Isso aconteceu porque, em um pipe, a saída do programa é totalmente bufferizada,
ou seja, os dados impressos por funções como puts
e printf
são acumuladas
no buffer de saída do processo, mas não podem ser despejadas imediatamente
na saída padrão até que outros subprocessos o façam. Como nós temos as
chamadas da função system
, que iniciam subprocessos para executar comandos,
as listagens dos diretórios são despejadas e só depois as linhas das chamadas
de puts
são despejadas.
Isso não aconteceria se não houvesse um pipe:
#include <stdio.h>
#include <stdlib.h>
int main(void) {
puts("Processo do programa:");
system("ls -l /proc/$(pidof a.out)/fd");
puts("\nProcesso do cat:");
system("ls -l /proc/$(pidof cat)/fd");
return 0;
}
Compilando e executando:
:~$ gcc -Wall fdlist.c :~$ ./a.out Processo do programa: total 0 lrwx------ 1 blau blau 64 abr 23 09:21 0 -> /dev/pts/1 lrwx------ 1 blau blau 64 abr 23 09:21 1 -> /dev/pts/1 lrwx------ 1 blau blau 64 abr 23 09:21 2 -> /dev/pts/1 Processo do cat: ls: não foi possível acessar '/proc//fd': Arquivo ou diretório inexistente
Ignorando o erro (o cat
não estava em execução), veja que as linhas foram
impressas na ordem em que apareciam no programa, sem a função fflush
. Isso
porque, sem pipes ou redirecionamentos ocupando a saída padrão, o buffer de
saída do programa é liberado linha a linha (na ocorrência do caractere de
quebra de linha \n
). Mas, com um redirecionamento, por exemplo…

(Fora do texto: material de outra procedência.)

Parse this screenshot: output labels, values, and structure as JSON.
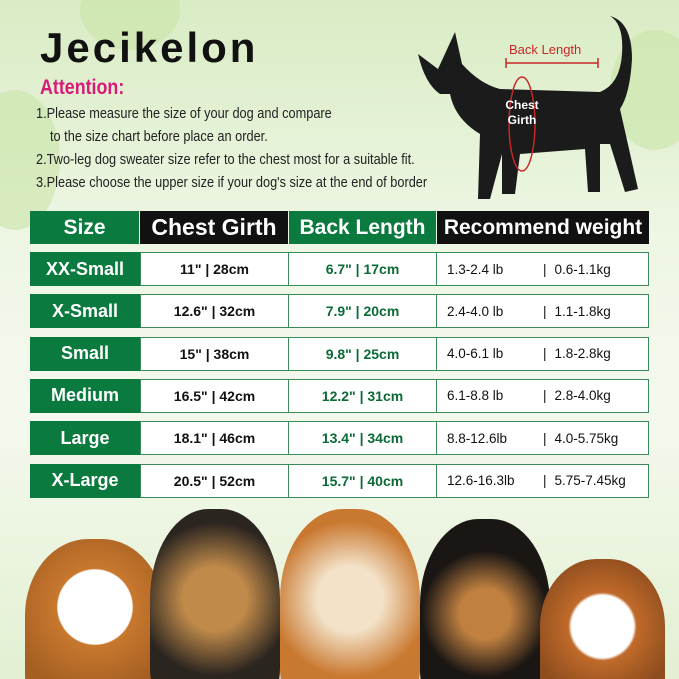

:~$ ./a.out > lista.txt ls: não foi possível acessar '/proc//fd': Arquivo ou diretório inexistente :~$ cat lista.txt total 0 lrwx------ 1 blau blau 64 abr 23 09:38 0 -> /dev/pts/1 l-wx------ 1 blau blau 64 abr 23 09:38 1 -> /home/blau/lista.txt lrwx------ 1 blau blau 64 abr 23 09:38 2 -> /dev/pts/1 Processo do programa: Processo do cat:
Nota: veja que a mensagem de erro não foi escrita no arquivo, mas foi exibida no terminal, porque ela foi enviada através da saída padrão de erros (
stderr
).
O que a função fflush
faz, com o fluxo de dados stdout
como argumento, é
forçar a descarga do que houver no buffer de saída do programa, independente
de haver pipes ou redirecionamentos.
Buffers de entrada e saída do programa
Voltando um pouco o assunto, algumas funções da libc/glibc
alocarão
algum espaço no heap do processo do programa para acumular dados recebidos
pela entrada padrão ou destinados à saída padrão.
Por exemplo:
- Produzem um buffer de saída: funções
puts
,printf
, etc; - Produzem um buffer de entrada: funções
scanf
,fgets
, etc.
Buffer de saída do programa
No caso do buffer de saída, como vimos, o tipo de acumulação é determinado, entre outras coisas, pela eventualidade de algum pipe ou redirecionamento:
- Bufferização linha a linha: programa executado sem pipes ou redirecionamentos.
- Bufferização total: programa executado em um pipe ou com redirecionamentos.
- Sem bufferização: com chamadas de sistema (ex:
write
) ou quando configurado explicitamente.
Buffer de entrada do programa
De certo modo, a acumulação de dados lidos de arquivos ou do terminal são mais simples, ou melhor, não estão sujeitos a tantas condições como o buffer de saída, mas também têm as suas particularidades.
Com a funções como scanf
e fgets
, a entrada é bufferizada e todos os bytes
recebidos são acumulados. No entanto, caberá às características de cada
função determinar como esses dados serão consumidos no programa.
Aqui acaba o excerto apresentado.